'Free Tommy Robinson' march scrapped today over policing fears as officers overstretched at Ed Sheeran concert

The Northeast Frontline Patriots group organised the march to protest the EDL founder's 13-month sentence after he pleaded guilty to contempt of court.

They agreed to cancel the event, planned on the same day superstar Sheeran was performing at The Blaydon Race, on police advice, the Chronicle reported.

A police spokesperson told the Newcastle-based newspaper: "The organisers of two protests planned for Newcastle on Saturday have, following consultation with police, decided not to go ahead with the events.

"While Northumbria Police will always facilitate peaceful protests, and would of course have policed these events if they went ahead, we are pleased organisers have listened to our concerns.

"These concerns centred around an already-anticipated higher number of visitors than normal in the city centre due to existing long-standing events.

"Having explained these fully to organisers, we are assured by them that their respective protests will now not go ahead on Saturday."

Robinson, 35, was arrested last month after using Facebook Live outside Leeds Crown Court to broadcast details of the trial, despite a court order banning it.

Judge Geoffrey Marson QC told Robinson at the time: "Everyone understands the right to freedom of speech but there are responsibilities and obligations."
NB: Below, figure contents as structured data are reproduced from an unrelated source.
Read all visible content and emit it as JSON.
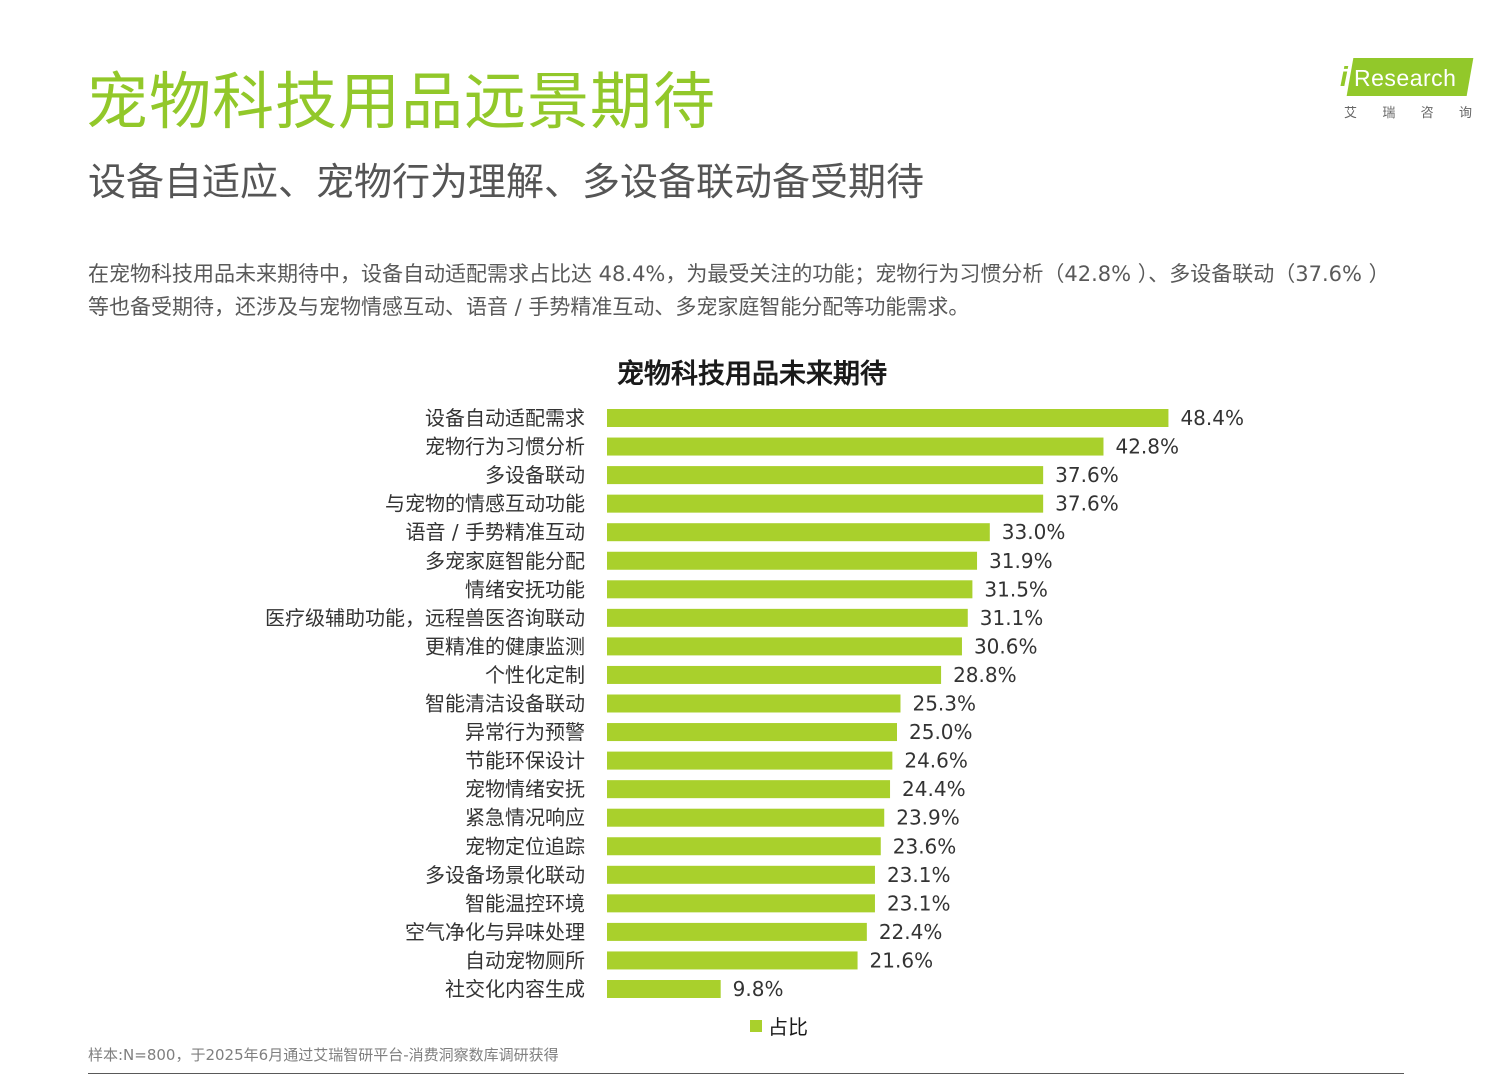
{
  "header": {
    "title": "宠物科技用品远景期待",
    "subtitle": "设备自适应、宠物行为理解、多设备联动备受期待"
  },
  "description": "在宠物科技用品未来期待中，设备自动适配需求占比达 48.4%，为最受关注的功能；宠物行为习惯分析（42.8% ）、多设备联动（37.6% ）等也备受期待，还涉及与宠物情感互动、语音 / 手势精准互动、多宠家庭智能分配等功能需求。",
  "logo": {
    "letter": "i",
    "word": "Research",
    "cn": [
      "艾",
      "瑞",
      "咨",
      "询"
    ]
  },
  "footnote": "样本:N=800，于2025年6月通过艾瑞智研平台-消费洞察数库调研获得",
  "colors": {
    "brand_green": "#92c82a",
    "bar": "#a9d02c",
    "text_dark": "#1a1a1a",
    "text_gray": "#595959"
  },
  "chart_data": {
    "type": "bar",
    "orientation": "horizontal",
    "title": "宠物科技用品未来期待",
    "categories": [
      "设备自动适配需求",
      "宠物行为习惯分析",
      "多设备联动",
      "与宠物的情感互动功能",
      "语音 / 手势精准互动",
      "多宠家庭智能分配",
      "情绪安抚功能",
      "医疗级辅助功能，远程兽医咨询联动",
      "更精准的健康监测",
      "个性化定制",
      "智能清洁设备联动",
      "异常行为预警",
      "节能环保设计",
      "宠物情绪安抚",
      "紧急情况响应",
      "宠物定位追踪",
      "多设备场景化联动",
      "智能温控环境",
      "空气净化与异味处理",
      "自动宠物厕所",
      "社交化内容生成"
    ],
    "series": [
      {
        "name": "占比",
        "values": [
          48.4,
          42.8,
          37.6,
          37.6,
          33.0,
          31.9,
          31.5,
          31.1,
          30.6,
          28.8,
          25.3,
          25.0,
          24.6,
          24.4,
          23.9,
          23.6,
          23.1,
          23.1,
          22.4,
          21.6,
          9.8
        ],
        "labels": [
          "48.4%",
          "42.8%",
          "37.6%",
          "37.6%",
          "33.0%",
          "31.9%",
          "31.5%",
          "31.1%",
          "30.6%",
          "28.8%",
          "25.3%",
          "25.0%",
          "24.6%",
          "24.4%",
          "23.9%",
          "23.6%",
          "23.1%",
          "23.1%",
          "22.4%",
          "21.6%",
          "9.8%"
        ]
      }
    ],
    "xlim": [
      0,
      50
    ],
    "grid": false,
    "legend": "bottom-center"
  }
}
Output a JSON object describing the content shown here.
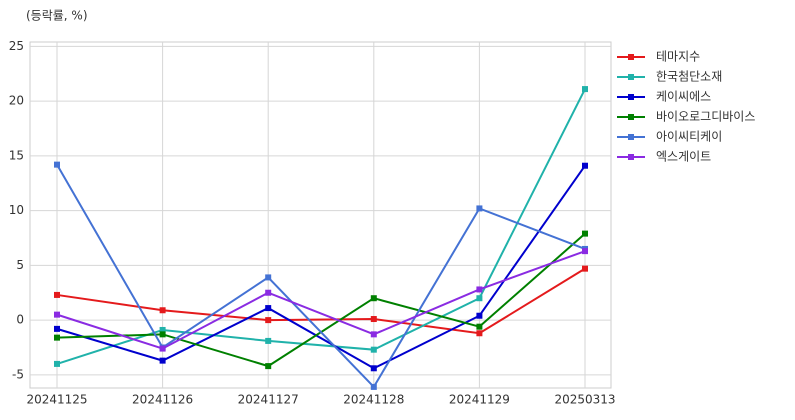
{
  "chart_data": {
    "type": "line",
    "y_label": "(등락률, %)",
    "categories": [
      "20241125",
      "20241126",
      "20241127",
      "20241128",
      "20241129",
      "20250313"
    ],
    "series": [
      {
        "name": "테마지수",
        "color": "#e41a1c",
        "values": [
          2.3,
          0.9,
          0.0,
          0.1,
          -1.2,
          4.7
        ]
      },
      {
        "name": "한국첨단소재",
        "color": "#20b2aa",
        "values": [
          -4.0,
          -0.9,
          -1.9,
          -2.7,
          2.0,
          21.1
        ]
      },
      {
        "name": "케이씨에스",
        "color": "#0000cd",
        "values": [
          -0.8,
          -3.7,
          1.1,
          -4.4,
          0.4,
          14.1
        ]
      },
      {
        "name": "바이오로그디바이스",
        "color": "#008000",
        "values": [
          -1.6,
          -1.3,
          -4.2,
          2.0,
          -0.6,
          7.9
        ]
      },
      {
        "name": "아이씨티케이",
        "color": "#4472d4",
        "values": [
          14.2,
          -2.5,
          3.9,
          -6.1,
          10.2,
          6.5
        ]
      },
      {
        "name": "엑스게이트",
        "color": "#8a2be2",
        "values": [
          0.5,
          -2.6,
          2.5,
          -1.3,
          2.8,
          6.3
        ]
      }
    ],
    "ylim": [
      -6.2,
      25.4
    ],
    "yticks": [
      -5,
      0,
      5,
      10,
      15,
      20,
      25
    ],
    "grid": true,
    "legend": "right"
  }
}
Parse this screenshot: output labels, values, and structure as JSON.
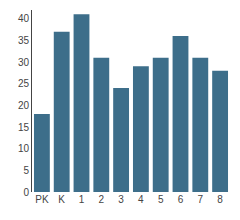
{
  "chart_data": {
    "type": "bar",
    "categories": [
      "PK",
      "K",
      "1",
      "2",
      "3",
      "4",
      "5",
      "6",
      "7",
      "8"
    ],
    "values": [
      18,
      37,
      41,
      31,
      24,
      29,
      31,
      36,
      31,
      28
    ],
    "color": "#3d6e8a",
    "ylim": [
      0,
      42
    ],
    "yticks": [
      0,
      5,
      10,
      15,
      20,
      25,
      30,
      35,
      40
    ],
    "grid": false
  }
}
A reporting restriction had initially prevented the media from reporting his conviction, but this was lifted at the same court.

Earlier this month, hundreds of protesters assembled at the point he was arrested in a bid to secure his release from jail.

Around 500 demonstrators chanted "let Tommy out" at police officers outside Leeds Crown Court on June 1 .

The march saw supporters of the ex-EDL leader brand police officers a "disgrace" as they chanted: "You ought to be ashamed of yourselves."

The event was organised by the group Proud British, which claims on Facebook that its purpose is to "voice freedom of speech" and "stop the strain on the NHS, schools and our public services".

Robinson, listed by his real name Stephen Christopher Yaxley-Lennon on court documents, was sentenced to 13 months in jail on the same day as his arrest on May 25.

He was given 10 months in jail for contempt of court, and an additional three months for beaching a previous suspended sentence.